Notes for Teachers

This WebQuest was developed as an educational resource for students of American Literature and History. Students will explore the Civil Rights Movement and draw personal connections as they determine how it impacts our lives today.

To implement this unit you will need

  • Computers with Internet access
  • Word processing program
  • PowerPoint program or another presentation software may be useful.
  • Scoring Guide for assessing the final project

Resource links are provided to use as you guide your students through the process to complete this WebQuest.

Additional Resources for Teachers:

Learners

This lesson is anchored in secondary Language Arts and Social Studies.  Teachers should have students explore the Interactive King Chronology as a base of common knowledge before starting this project.

Student should have basic skills in world processing and navigating the Internet. Also, the teacher should familiarize students with Thinking Maps® as tools to organize their thoughts and illustrate their final product.

Curriculum Standards

Language Arts

3.0 Literary Response and Analysis
Students read and respond to historically or culturally significant works of literature that reflect and enhance their studies of history and social science. They conduct in-depth analyses of recurrent themes.

Research and Technology
1.6 Develop presentations by using clear research questions and creative and critical research strategies (e.g., field studies, oral histories, interviews, experiments, electronic sources).
1.7 Use systematic strategies to organize and record information (e.g., anecdotal scripting, annotated bibliographies).
 

2.3 Deliver oral responses to literature
a. Demonstrate a comprehensive understanding of the significant ideas of literary works (e.g., make assertions about the text that are reasonable and supportable).
b. Analyze the imagery, language, universal themes, and unique aspects of the text through the use of rhetorical strategies (e.g., narration, description, persuasion, exposition, a combination of those strategies).
c. Support important ideas and viewpoints through accurate and detailed references to the text or to other works.
d. Demonstrate an awareness of the author's use of stylistic devices and an appreciation of the effects created.
 

History-Social Science

11.10 Students analyze the development of federal civil rights and voting rights.

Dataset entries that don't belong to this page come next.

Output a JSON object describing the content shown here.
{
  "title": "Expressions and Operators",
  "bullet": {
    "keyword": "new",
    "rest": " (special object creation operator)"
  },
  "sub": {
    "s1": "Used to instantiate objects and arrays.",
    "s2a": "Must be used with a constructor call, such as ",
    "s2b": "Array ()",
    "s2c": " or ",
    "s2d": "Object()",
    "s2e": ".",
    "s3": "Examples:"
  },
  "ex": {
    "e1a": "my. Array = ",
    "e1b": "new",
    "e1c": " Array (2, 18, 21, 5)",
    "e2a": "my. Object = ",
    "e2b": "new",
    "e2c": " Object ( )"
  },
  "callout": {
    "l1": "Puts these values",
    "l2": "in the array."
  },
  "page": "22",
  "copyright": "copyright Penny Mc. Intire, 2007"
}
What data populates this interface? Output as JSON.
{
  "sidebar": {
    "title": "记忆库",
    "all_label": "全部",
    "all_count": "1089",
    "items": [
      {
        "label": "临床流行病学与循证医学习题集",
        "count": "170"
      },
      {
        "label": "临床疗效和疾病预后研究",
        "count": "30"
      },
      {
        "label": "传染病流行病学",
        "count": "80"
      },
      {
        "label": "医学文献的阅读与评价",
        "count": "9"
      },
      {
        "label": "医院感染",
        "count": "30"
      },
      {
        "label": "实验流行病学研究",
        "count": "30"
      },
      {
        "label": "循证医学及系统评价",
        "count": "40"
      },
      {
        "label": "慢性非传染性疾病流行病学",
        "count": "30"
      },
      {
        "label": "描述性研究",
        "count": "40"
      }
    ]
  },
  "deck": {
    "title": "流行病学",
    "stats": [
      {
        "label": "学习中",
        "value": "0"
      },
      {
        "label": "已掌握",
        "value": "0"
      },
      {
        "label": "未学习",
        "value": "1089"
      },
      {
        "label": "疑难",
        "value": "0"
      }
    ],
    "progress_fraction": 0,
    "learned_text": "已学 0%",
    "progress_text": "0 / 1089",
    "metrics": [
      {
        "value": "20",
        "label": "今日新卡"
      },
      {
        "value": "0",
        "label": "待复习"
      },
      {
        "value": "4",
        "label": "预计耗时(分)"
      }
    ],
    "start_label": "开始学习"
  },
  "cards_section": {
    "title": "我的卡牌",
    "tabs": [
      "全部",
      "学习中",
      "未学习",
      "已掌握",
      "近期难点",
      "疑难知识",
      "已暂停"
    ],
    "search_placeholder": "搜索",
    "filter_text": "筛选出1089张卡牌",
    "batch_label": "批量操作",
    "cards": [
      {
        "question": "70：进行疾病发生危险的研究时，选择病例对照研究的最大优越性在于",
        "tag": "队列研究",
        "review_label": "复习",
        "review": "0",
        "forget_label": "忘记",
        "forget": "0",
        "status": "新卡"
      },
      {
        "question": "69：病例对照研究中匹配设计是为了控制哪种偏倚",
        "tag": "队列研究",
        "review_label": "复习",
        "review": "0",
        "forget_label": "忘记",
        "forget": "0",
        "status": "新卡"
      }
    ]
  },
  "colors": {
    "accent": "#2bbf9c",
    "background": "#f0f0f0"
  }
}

  1. Examine the roles of civil rights advocates including the significance of Martin Luther King, Jr. 's "Letter from Birmingham Jail" and "I Have a Dream" speech.
     
  2. Discuss the diffusion of the civil rights movement of African Americans from the churches of the rural South and the urban North, including the resistance to racial desegregation in Little Rock and Birmingham, and how the advances influenced the agendas, strategies, and effectiveness of the quests of American Indians, Asian Americans, and Hispanic Americans for civil rights and equal opportunities.
     
  3. Analyze the passage and effects of civil rights and voting rights legislation (e.g., 1964 Civil Rights Act, Voting Rights Act of 1965) and the Twenty-Fourth Amendment, with an emphasis on equality of access to education and to the political process.